Han sido más de 2.000 muertes, 75.000 casos detectados y más de 26.000 confirmados, pero también más de 8.000 altas. Cifras, pero también humanidad. El recuerdo de cada día para los fallecidos y sus familiares; sus lágrimas en una comparecencia; sus consejos sobre higiene; y su célebre "Cuarentena social" han forjado una de las personalidades de la crisis. Suyo ha sido el mando de la gestión sanitaria en Castilla y León. 

 

Después de lo ocurrido, hasta el propio ministro de Sanidad ha reconocido que “todos llegamos tarde a esto”. ¿Piensa usted lo mismo?

Ha sido un tema muy difícil, una pandemia por un virus totalmente desconocido. Tomar decisiones… pues ahora los análisis siempre son muy fáciles pero sí que es verdad que hubo momentos que era difícil tomar decisiones.

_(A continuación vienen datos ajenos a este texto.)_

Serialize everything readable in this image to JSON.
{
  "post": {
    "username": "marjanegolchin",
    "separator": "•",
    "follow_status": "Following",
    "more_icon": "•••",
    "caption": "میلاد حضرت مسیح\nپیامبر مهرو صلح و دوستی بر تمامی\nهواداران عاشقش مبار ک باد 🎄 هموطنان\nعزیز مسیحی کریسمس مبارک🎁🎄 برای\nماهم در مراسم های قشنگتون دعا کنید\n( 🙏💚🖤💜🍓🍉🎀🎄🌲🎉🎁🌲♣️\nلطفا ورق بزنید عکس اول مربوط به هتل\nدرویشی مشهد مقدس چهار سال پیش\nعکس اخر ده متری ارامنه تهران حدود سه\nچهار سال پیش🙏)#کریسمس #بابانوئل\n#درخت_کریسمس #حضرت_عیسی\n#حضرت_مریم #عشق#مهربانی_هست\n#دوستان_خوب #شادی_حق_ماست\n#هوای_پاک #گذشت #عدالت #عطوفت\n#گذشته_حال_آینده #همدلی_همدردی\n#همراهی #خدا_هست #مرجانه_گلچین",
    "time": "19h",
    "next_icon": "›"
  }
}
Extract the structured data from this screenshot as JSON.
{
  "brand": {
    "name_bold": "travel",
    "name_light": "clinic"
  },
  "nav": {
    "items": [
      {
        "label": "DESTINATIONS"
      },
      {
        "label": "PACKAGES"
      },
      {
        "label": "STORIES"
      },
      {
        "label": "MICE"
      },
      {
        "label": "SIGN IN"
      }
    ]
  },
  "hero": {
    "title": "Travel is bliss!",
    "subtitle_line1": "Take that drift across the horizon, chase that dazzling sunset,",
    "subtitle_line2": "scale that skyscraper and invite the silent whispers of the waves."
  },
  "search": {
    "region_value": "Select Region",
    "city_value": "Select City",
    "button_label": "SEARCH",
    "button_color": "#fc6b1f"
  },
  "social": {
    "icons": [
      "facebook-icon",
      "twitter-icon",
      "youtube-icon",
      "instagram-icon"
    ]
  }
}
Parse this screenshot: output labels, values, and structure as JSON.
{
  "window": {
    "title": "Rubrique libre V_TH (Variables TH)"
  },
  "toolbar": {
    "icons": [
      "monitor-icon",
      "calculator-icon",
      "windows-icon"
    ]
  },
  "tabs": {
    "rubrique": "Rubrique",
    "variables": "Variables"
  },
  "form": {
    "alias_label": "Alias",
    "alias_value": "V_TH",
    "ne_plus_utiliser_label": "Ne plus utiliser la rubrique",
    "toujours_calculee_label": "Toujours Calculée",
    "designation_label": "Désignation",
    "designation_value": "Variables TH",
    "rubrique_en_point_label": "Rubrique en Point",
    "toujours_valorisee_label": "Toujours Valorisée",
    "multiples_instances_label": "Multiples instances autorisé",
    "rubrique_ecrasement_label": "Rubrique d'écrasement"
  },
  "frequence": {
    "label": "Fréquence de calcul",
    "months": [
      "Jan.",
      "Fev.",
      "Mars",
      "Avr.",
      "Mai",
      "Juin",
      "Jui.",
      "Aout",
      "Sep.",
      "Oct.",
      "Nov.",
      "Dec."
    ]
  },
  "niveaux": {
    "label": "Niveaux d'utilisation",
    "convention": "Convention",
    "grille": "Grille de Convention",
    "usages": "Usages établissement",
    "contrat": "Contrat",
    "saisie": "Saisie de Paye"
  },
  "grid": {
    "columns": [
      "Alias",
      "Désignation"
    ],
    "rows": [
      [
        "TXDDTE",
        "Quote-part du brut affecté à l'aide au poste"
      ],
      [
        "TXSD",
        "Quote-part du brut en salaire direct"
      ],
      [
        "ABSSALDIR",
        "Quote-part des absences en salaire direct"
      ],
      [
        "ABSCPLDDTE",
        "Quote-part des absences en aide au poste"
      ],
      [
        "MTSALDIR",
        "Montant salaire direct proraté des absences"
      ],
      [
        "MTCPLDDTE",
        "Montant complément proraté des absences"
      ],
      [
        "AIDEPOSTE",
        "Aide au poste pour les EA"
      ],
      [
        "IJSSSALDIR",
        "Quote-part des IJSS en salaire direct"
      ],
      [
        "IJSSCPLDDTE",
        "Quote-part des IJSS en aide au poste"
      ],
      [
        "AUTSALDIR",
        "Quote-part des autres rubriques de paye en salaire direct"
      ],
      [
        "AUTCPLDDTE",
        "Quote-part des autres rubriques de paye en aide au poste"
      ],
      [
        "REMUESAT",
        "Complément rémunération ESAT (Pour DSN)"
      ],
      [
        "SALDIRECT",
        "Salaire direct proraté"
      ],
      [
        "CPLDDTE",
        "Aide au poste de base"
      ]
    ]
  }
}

Ahora todo el mundo dice ‘por qué no se cerró’, ‘por qué no se hizo’… pero lo cierto es que pesaba mucho tomar esas decisiones porque, de repente, cuando todavía no hay muchos casos y no parece que haya mucha incidencia, cuando mucha gente cree que es como una gripe, si de repente planteas que tienes que cerrar la movilidad, que tienes cuarentenar a las personas... eran decisiones difíciles. A partir del 9 de marzo empezamos a pensar ‘lo tenemos aquí y nos va a dar fuerte’. Es cuando empezamos a pedir desde Castilla y León que se restringiera la movilidad, que se pusiera cuarentena social y nosotros el día 12 de marzo cuarentenamos Miranda, y finalmente el día 13 pedimos el estado de alarma para la comunidad y al día siguiente se hizo para toda España.

 

¿Que si llegamos tarde? Pues sí, probablemente una semana más tarde de lo que deberíamos, pero no era fácil. Ahora se ve muy bien

¿Que si llegamos tarde? Pues sí, probablemente una semana más tarde de lo que deberíamos, pero no era fácil. Ahora se ve muy bien. Y tenemos un antecedente que nos hizo daño, hay muchos virólogos que lo dicen, que es cuando tuvimos la sospecha de que íbamos a tener una pandemia del virus A, en ese momento se alarmó a todo el mundo muchísimo, se dio formación y se prepararon muchos EPIs, pero finalmente no hubo pandemia. Circulaba entre nosotros que esto podía ser así, y cuando saltó en Italia ya lo vimos.

 

¿Esa fue la voz de alarma?

Si. Lo de China parecía muy lejos, pero vimos que en poco tiempo lo teníamos en Italia y ya las cosas empezaron a estar peor. Italia me asustó mucho por la cantidad de relaciones con Italia, la cantidad de Erasmus… era muy difícil que no aterrizara aquí y lo hizo.

 

 

¿Tarde es a destiempo o es que no era posible ir por delante del virus?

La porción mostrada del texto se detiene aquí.